Он вышел, оставив дверь открытой. На руке Валентины по-прежнему болтался ремень — она никуда не уйдет. Увы, ему пришлось пару раз подтянуть брюки, пока он сбегал по лестнице. В столовой Эмиль сразу протянул ему свой пояс.
— Каков результат? — спросил он, когда граф застегнул ремень.
— Ты о чем? — огрызнулся Александр.
— Глупо спрашивать про этот результат так быстро! — усмехнулся Эмиль, возвращаясь на стул, с которого встал, чтобы отдать графу часть своего наряда. — Она что-нибудь вспомнила?
Граф мотнул головой.
— Знаешь, я не очень и хочу уже, чтобы она вспоминала. Какой в этом на самом деле прок?! И еще, у нее затянулись все раны и отрасли волосы — мне кажется, ничего уже не изменить. Она такая, какая есть. И она меня устраивает. С ней не скучно.

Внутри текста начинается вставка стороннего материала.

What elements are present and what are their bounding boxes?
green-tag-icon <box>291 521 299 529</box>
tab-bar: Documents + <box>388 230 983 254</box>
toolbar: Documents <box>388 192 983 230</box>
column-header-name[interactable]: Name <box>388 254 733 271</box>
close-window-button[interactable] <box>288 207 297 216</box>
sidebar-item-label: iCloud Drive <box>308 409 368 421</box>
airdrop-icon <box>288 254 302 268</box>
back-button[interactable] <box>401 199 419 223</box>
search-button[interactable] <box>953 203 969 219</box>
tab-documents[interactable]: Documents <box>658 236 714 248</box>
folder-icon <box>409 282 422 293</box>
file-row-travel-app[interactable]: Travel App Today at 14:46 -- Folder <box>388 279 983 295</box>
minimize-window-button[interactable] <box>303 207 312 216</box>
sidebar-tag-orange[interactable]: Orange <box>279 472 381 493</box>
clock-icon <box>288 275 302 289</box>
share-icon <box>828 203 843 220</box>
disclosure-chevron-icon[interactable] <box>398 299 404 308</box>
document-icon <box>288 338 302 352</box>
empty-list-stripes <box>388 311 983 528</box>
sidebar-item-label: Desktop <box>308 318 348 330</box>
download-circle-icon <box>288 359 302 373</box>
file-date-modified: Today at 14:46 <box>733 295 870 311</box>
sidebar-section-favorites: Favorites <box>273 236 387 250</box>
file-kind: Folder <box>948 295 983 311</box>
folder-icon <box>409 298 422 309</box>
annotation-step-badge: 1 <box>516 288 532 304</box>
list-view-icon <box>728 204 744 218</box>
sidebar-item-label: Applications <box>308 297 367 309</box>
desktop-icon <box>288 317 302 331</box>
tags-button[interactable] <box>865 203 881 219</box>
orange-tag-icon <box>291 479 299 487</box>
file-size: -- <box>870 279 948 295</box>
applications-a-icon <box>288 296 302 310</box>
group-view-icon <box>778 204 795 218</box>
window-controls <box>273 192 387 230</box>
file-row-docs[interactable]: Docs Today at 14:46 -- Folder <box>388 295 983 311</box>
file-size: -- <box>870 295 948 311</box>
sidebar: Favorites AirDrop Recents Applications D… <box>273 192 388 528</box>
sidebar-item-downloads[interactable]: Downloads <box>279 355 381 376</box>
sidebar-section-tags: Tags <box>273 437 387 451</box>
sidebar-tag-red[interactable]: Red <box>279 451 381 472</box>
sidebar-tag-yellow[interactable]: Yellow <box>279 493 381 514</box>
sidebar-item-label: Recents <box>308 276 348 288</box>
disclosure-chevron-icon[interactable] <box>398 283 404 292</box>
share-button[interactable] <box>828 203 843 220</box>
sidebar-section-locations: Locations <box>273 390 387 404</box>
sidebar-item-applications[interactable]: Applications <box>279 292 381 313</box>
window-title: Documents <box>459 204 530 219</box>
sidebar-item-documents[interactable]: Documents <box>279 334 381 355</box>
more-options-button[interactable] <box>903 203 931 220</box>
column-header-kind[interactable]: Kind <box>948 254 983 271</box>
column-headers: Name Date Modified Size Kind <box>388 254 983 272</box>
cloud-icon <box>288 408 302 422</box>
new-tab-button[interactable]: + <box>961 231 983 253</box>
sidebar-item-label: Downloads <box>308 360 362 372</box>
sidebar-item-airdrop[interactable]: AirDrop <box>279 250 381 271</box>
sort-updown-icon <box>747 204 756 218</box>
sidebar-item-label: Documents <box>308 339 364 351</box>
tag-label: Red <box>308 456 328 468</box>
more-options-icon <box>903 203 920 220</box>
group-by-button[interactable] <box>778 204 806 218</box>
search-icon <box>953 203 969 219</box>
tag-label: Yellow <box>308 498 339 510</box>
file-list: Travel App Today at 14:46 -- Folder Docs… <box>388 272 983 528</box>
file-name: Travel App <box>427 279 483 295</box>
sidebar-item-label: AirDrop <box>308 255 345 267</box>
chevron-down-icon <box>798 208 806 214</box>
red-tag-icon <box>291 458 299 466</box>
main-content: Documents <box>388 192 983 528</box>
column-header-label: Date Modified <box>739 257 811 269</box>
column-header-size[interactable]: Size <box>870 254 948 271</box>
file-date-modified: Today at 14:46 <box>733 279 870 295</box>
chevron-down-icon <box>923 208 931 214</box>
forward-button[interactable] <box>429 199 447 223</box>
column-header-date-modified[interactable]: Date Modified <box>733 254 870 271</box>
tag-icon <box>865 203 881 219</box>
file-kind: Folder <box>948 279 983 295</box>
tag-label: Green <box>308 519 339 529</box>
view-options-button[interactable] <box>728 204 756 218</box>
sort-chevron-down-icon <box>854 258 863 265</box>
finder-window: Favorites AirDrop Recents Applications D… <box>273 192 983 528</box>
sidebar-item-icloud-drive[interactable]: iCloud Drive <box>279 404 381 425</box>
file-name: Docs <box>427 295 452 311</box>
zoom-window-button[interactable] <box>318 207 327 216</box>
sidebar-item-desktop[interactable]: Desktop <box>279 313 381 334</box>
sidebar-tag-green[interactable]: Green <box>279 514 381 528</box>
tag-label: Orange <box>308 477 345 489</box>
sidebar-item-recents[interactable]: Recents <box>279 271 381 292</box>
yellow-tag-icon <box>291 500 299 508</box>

Граф взял принесенный горбуном кубок и осушил его залпом.
— Тина такая милая в своей злости, — улыбнулся он мечтательно. — Она ужасно милая…
Тут до его слуха донеслось козье блеяние, и через минуту Дору появился в столовой с глиняной кружкой.
— Рарá, тут даже на половину не хватило с двух коз. Но больше двух я решил не красть.
— Больше двух ты бы и не донес, — усмехнулся граф, взял кружку и направился к лестнице. — Не провожайте меня такими сочувственными взглядами. У меня все хорошо. Я — счастлив.
— Ваши слова да… — Дору не договорил и сел на стул.
— Все будет хорошо, — сжал его руку Эмиль и даже легонько потряс. — Могло быть намного хуже. У нас мог бы наступить вечный траур.